A Stroke of Karma Inspires HHE Book Outreach
On November 11, 2003, Shyamadeva Dandapani suffered a stroke that seriously impaired his ability to read, write, comprehend and speak. "After the stroke, you could listen to me talk and not make heads-or-tails of what I was saying," confided Dandapani, a commercial real estate broker based in Anchorage, Alaska.
As frustrating as the inability to make himself understood was, he had a less obvious but equally vexing problem. "I could not remember what I read. I had no short-term memory."
This was no small matter for a man whose life had been changed in 1994 by the simple act of reading a book. While vacationing on Kauai, they found a second edition copy of Gurudeva's Dancing with Siva in a used bookstore. Deeply impressed, they realized the author was living on the little island and met with Gurudeva a few days later at the Kauai Hindu Monastery. "The experience changed our lives dramatically," he explained. "After years of searching, we felt we had come home and began our conversion to Hinduism."
A few years after the stroke, the Dandapanis helped create the Himalayan Academy Book Distribution Fund at Hindu Heritage Endowment to support the free distribution of writings from Himalayan Academy Publications. They want others to experience the transforming experience Dancing with Siva gave them.
He worked to recover his short-term memory the same way Gurudeva encouraged spiritual development, through practice and repetition.
"I would read, but the content was like a murky soup poured into my mind, ill-defined and unclear," he explained. He continued to read anyway. With time, speech therapy and practice, his memory improved. "Reading transformed my life. Then suddenly, I was blessed with a 'stroke' of karma and became incompetent. Now I'm regaining some abilities and starting to retain what I read."

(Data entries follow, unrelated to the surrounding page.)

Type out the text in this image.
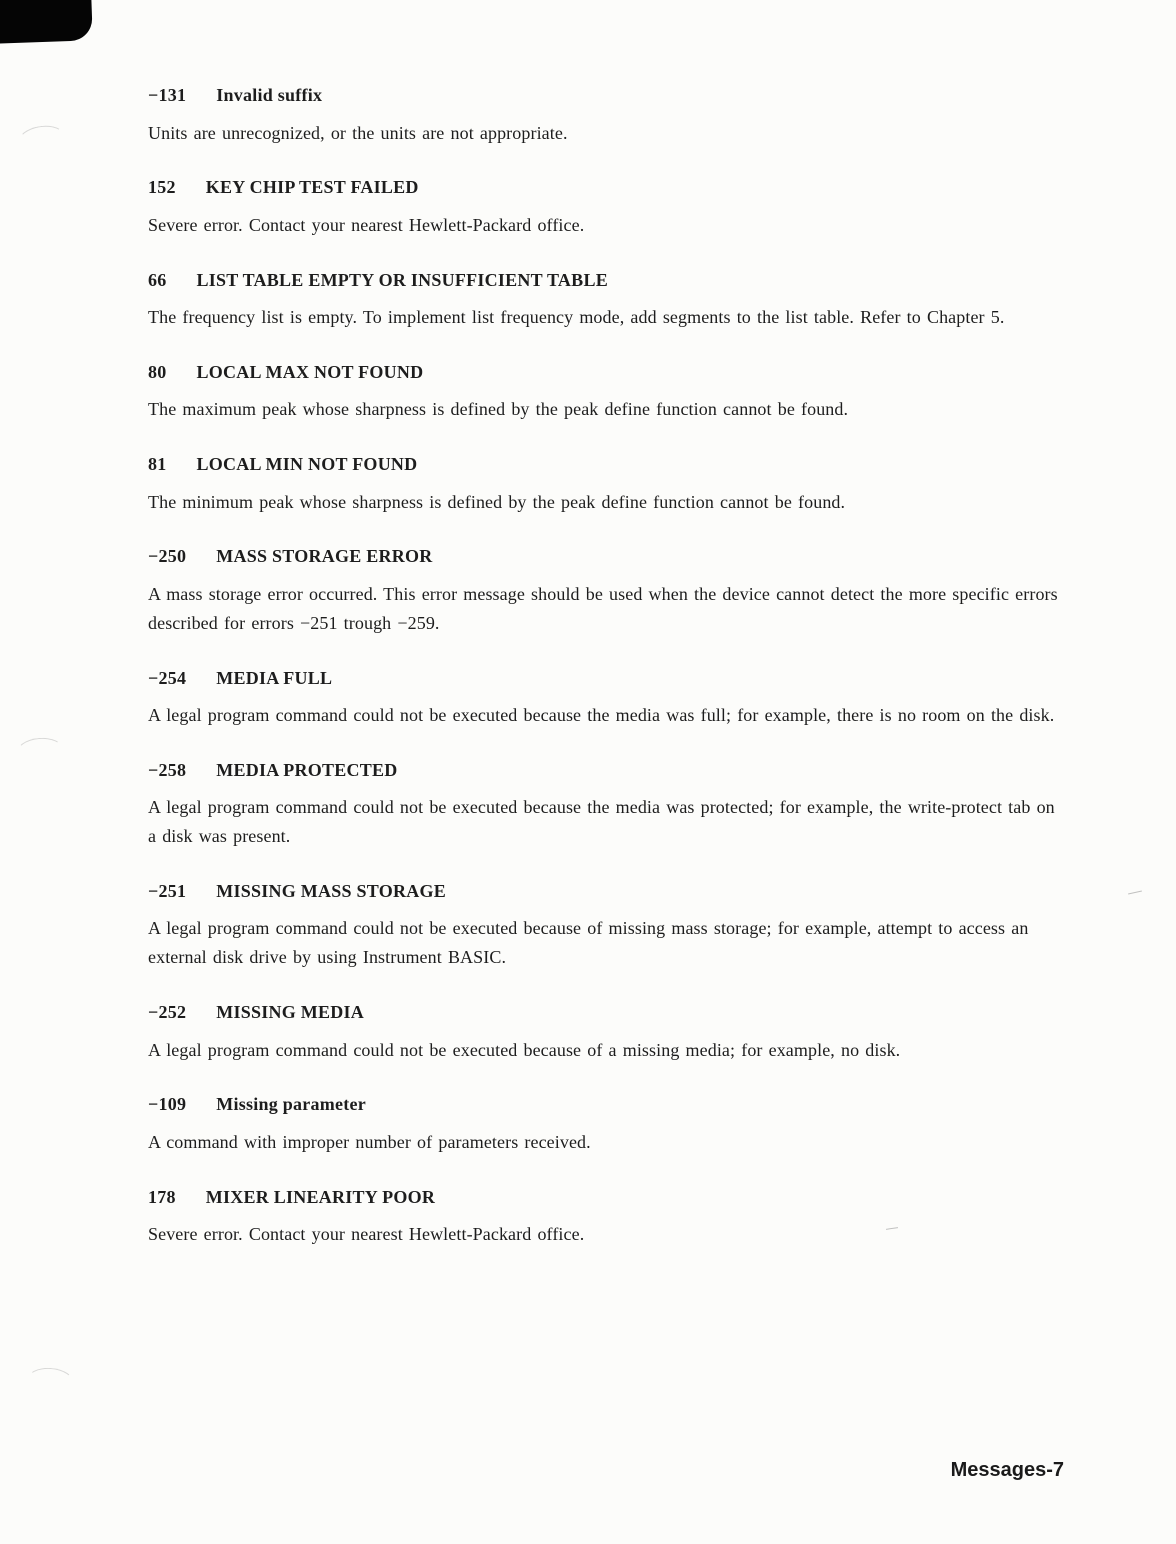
−131 Invalid suffix

Units are unrecognized, or the units are not appropriate.

152 KEY CHIP TEST FAILED

Severe error. Contact your nearest Hewlett-Packard office.

66 LIST TABLE EMPTY OR INSUFFICIENT TABLE

The frequency list is empty. To implement list frequency mode, add segments to the list table. Refer to Chapter 5.

80 LOCAL MAX NOT FOUND

The maximum peak whose sharpness is defined by the peak define function cannot be found.

81 LOCAL MIN NOT FOUND

The minimum peak whose sharpness is defined by the peak define function cannot be found.

−250 MASS STORAGE ERROR

A mass storage error occurred. This error message should be used when the device cannot detect the more specific errors described for errors −251 trough −259.

−254 MEDIA FULL

A legal program command could not be executed because the media was full; for example, there is no room on the disk.

−258 MEDIA PROTECTED

A legal program command could not be executed because the media was protected; for example, the write-protect tab on a disk was present.

−251 MISSING MASS STORAGE

A legal program command could not be executed because of missing mass storage; for example, attempt to access an external disk drive by using Instrument BASIC.

−252 MISSING MEDIA

A legal program command could not be executed because of a missing media; for example, no disk.

−109 Missing parameter

A command with improper number of parameters received.

178 MIXER LINEARITY POOR

Severe error. Contact your nearest Hewlett-Packard office.

Messages-7
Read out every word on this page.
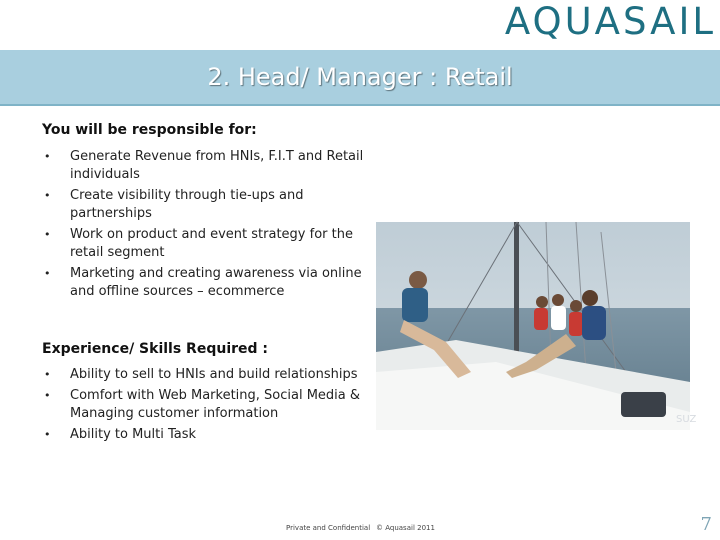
AQUASAIL
2. Head/ Manager : Retail
You will be responsible for:
• Generate Revenue from HNIs, F.I.T and Retail individuals
• Create visibility through tie-ups and partnerships
• Work on product and event strategy for the retail segment
• Marketing and creating awareness via online and offline sources – ecommerce
Experience/ Skills Required :
• Ability to sell to HNIs and build relationships
• Comfort with Web Marketing, Social Media & Managing customer information
• Ability to Multi Task
SUZ
Private and Confidential © Aquasail 2011	7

He and his wife started the Himalayan Academy Book Distribution Fund at HHE as a way to make the writings of Gurudeva more easily available to other seekers. They continue to contribute to the fund monthly, as well as to the construction of Iraivan Temple.
They want others to contribute to the Book Distribution Fund as well: "Reading Gurudeva's work gave us the first glimpse of another way of life. The truth is available for all of us. All we need to do is find it. Getting Gurudeva's message out into the world makes that more likely."